Abogen | Awesome Repository

Abogen is a text-to-speech audiobook generator that transforms digital documents and subtitle files into audiobooks. It utilizes language models to perform text normalization, rewriting contractions and punctuation to produce more natural speech synthesis.

The system features a voice profile mixer that blends multiple voice models using adjustable weight ratios to create personalized synthetic voices. It also includes an automated export system that sends completed audio files and metadata to a remote Audiobookshelf server via a web API.
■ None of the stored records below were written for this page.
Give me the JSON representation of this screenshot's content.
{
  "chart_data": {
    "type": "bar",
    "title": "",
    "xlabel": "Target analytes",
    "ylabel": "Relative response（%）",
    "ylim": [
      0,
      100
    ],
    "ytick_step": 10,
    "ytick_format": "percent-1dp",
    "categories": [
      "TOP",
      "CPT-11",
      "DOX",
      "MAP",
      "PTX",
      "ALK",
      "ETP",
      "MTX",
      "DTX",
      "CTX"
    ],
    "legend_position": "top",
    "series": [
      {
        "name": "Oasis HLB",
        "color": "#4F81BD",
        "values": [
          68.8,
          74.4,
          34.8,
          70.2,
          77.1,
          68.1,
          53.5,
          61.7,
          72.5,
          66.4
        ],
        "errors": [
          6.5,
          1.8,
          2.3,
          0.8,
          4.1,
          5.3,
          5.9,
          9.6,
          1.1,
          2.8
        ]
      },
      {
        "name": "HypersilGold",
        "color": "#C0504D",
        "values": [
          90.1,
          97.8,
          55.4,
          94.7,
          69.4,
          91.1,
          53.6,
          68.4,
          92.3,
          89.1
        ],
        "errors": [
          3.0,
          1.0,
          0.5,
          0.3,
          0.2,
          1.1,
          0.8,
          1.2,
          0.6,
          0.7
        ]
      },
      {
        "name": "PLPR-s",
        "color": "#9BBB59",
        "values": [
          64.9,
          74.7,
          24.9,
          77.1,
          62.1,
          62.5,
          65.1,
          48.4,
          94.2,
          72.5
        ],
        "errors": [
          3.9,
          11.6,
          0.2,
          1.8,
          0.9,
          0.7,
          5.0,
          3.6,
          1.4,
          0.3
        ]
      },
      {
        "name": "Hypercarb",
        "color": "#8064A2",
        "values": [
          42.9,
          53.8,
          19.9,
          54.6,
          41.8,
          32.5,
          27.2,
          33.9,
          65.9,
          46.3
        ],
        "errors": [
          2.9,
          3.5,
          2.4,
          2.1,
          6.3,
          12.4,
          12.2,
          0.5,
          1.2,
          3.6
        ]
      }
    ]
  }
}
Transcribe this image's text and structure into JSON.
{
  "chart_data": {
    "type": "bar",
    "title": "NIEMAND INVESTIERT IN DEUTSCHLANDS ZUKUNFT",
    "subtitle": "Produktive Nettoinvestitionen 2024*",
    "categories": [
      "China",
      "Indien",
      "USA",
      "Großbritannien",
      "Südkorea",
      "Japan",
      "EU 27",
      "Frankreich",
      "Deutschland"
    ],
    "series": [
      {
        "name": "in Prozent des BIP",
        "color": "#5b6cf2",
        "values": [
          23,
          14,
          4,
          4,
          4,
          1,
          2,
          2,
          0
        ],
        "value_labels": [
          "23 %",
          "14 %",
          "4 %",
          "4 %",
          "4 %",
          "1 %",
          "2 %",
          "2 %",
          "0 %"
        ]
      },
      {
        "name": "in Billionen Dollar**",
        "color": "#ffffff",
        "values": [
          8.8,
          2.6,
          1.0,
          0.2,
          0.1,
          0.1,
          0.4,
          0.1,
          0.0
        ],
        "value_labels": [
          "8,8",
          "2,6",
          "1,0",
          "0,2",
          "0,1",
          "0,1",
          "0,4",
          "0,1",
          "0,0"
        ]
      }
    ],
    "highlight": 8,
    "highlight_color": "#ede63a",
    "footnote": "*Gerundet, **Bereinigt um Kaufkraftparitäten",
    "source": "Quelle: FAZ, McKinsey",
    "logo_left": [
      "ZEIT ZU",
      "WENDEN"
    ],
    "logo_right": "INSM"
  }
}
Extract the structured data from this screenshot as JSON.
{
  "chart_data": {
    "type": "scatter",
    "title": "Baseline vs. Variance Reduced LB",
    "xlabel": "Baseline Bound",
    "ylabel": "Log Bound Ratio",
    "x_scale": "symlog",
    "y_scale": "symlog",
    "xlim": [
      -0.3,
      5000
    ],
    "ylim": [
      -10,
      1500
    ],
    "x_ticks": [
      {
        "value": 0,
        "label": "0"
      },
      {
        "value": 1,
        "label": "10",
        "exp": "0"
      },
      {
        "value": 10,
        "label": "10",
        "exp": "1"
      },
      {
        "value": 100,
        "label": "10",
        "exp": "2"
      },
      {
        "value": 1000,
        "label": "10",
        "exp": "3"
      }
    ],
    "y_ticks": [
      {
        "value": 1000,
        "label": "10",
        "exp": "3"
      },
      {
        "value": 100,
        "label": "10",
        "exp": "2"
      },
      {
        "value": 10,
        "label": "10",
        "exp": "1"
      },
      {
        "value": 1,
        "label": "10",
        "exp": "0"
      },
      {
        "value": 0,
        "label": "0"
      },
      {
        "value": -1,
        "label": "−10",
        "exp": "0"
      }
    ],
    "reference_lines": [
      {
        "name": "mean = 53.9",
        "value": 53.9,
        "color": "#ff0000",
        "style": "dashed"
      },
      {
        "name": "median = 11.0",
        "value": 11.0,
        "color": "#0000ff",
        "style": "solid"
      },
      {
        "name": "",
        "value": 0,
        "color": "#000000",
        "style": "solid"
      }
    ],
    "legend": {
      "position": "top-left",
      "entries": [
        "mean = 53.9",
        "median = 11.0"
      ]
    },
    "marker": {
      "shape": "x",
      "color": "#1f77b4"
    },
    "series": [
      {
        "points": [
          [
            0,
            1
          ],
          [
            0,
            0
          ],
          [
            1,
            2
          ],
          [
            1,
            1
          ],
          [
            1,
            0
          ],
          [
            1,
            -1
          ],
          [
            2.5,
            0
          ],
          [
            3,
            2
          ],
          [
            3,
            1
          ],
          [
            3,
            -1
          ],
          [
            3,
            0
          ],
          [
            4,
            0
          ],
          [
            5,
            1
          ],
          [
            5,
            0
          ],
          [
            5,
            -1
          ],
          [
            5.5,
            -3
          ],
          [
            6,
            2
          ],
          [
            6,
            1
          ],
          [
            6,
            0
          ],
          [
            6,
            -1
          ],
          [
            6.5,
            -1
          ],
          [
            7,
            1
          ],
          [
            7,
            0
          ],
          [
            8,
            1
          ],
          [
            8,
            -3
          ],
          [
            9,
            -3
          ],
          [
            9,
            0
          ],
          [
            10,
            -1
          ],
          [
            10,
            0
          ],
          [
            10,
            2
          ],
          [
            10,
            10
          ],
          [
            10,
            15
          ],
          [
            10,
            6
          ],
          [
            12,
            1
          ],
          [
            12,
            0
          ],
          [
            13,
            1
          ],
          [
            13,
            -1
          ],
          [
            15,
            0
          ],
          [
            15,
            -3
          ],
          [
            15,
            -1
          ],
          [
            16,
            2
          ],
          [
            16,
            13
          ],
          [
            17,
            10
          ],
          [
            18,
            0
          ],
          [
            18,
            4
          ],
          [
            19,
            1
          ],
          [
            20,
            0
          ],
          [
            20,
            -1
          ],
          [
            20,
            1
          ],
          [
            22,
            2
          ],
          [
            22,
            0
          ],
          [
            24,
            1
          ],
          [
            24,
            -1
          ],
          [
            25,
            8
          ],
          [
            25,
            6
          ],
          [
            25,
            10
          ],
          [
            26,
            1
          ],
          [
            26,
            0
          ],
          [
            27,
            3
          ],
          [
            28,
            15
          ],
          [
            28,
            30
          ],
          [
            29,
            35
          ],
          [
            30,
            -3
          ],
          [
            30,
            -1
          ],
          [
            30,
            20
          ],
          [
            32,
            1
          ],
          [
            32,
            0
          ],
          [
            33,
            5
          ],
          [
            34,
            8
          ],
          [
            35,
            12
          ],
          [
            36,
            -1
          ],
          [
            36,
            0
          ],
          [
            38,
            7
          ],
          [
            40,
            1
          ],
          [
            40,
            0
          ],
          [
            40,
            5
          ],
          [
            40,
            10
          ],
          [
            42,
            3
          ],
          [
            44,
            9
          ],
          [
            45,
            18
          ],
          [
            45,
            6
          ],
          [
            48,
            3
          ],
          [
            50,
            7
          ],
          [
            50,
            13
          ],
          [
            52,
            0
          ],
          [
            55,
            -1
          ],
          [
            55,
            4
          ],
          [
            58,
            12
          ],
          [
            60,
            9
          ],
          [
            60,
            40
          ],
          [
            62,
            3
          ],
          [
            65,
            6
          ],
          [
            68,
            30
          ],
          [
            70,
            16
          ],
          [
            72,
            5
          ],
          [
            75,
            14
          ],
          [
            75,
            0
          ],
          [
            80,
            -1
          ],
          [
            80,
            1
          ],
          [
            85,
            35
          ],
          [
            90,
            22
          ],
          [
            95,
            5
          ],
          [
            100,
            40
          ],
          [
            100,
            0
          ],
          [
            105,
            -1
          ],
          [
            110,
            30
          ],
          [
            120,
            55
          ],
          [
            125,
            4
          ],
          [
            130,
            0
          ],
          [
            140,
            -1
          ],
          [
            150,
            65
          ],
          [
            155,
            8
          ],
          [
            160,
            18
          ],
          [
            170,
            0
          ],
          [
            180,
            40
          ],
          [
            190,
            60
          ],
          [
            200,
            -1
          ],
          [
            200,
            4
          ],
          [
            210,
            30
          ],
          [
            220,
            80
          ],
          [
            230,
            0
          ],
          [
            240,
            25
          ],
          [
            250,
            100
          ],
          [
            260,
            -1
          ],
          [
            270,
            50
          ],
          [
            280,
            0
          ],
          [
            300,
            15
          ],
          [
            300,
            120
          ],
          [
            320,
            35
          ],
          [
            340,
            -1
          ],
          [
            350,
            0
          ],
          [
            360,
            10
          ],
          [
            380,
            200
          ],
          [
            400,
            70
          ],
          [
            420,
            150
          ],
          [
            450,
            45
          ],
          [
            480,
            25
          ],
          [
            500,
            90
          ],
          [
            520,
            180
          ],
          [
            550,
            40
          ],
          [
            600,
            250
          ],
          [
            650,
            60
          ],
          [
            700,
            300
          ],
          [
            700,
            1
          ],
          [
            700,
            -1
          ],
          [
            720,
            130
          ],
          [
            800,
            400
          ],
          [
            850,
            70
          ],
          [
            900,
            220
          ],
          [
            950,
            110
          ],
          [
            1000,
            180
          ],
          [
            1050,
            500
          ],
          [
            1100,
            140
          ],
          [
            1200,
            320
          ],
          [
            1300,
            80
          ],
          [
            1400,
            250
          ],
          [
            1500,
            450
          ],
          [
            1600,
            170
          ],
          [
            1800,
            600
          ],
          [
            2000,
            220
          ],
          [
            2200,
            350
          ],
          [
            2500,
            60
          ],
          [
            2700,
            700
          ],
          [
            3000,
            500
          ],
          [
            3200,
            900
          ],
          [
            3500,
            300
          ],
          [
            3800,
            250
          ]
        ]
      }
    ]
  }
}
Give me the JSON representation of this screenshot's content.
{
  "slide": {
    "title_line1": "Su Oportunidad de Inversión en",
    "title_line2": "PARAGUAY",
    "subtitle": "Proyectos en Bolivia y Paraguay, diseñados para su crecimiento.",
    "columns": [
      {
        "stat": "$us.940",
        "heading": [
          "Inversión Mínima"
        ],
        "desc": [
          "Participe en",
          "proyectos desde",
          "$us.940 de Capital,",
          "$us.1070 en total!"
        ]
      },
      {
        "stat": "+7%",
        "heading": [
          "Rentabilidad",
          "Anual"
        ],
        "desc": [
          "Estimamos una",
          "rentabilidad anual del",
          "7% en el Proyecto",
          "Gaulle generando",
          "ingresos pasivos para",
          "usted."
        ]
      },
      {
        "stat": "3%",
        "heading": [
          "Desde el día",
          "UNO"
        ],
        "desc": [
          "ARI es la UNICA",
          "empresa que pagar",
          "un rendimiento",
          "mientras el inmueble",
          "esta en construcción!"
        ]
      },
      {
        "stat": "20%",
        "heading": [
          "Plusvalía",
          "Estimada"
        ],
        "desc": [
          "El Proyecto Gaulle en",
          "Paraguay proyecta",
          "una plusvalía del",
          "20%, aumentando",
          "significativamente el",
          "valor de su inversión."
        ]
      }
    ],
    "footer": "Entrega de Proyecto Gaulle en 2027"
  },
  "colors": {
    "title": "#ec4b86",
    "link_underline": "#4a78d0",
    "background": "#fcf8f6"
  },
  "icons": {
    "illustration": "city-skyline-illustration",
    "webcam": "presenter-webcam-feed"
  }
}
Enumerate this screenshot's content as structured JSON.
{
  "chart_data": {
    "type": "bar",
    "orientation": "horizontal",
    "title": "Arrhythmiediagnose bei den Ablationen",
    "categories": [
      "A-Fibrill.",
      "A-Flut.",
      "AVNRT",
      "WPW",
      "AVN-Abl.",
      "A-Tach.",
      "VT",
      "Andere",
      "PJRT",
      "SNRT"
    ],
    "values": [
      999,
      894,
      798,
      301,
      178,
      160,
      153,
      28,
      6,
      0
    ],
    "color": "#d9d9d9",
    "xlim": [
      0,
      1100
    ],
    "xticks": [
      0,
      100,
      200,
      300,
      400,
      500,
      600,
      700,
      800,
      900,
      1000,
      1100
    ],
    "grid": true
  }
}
The project manages the end-to-end audiobook production workflow, covering document-to-audio conversion, chapter segmentation, and the embedding of metadata such as titles, authors, and cover art. It supports batch processing through a queue-based model and can generate synchronized subtitle files that match the timing of the generated speech.

Features

Audiobook Converters - Transforms digital documents and subtitle files into narrated audiobooks using language models for natural speech synthesis.
Document-to-Audio Synthesis - Transforms digital documents and subtitle files into high-quality audiobooks with synchronized subtitle tracks.
Voice Identity Interpolators - Creates custom vocal profiles by interpolating multiple voice models using adjustable weight ratios.

Features

Audiobook Converters - Transforms digital documents and subtitle files into narrated audiobooks using language models for natural speech synthesis.
Document-to-Audio Synthesis - Transforms digital documents and subtitle files into high-quality audiobooks with synchronized subtitle tracks.
Voice Identity Interpolators - Creates custom vocal profiles by interpolating multiple voice models using adjustable weight ratios.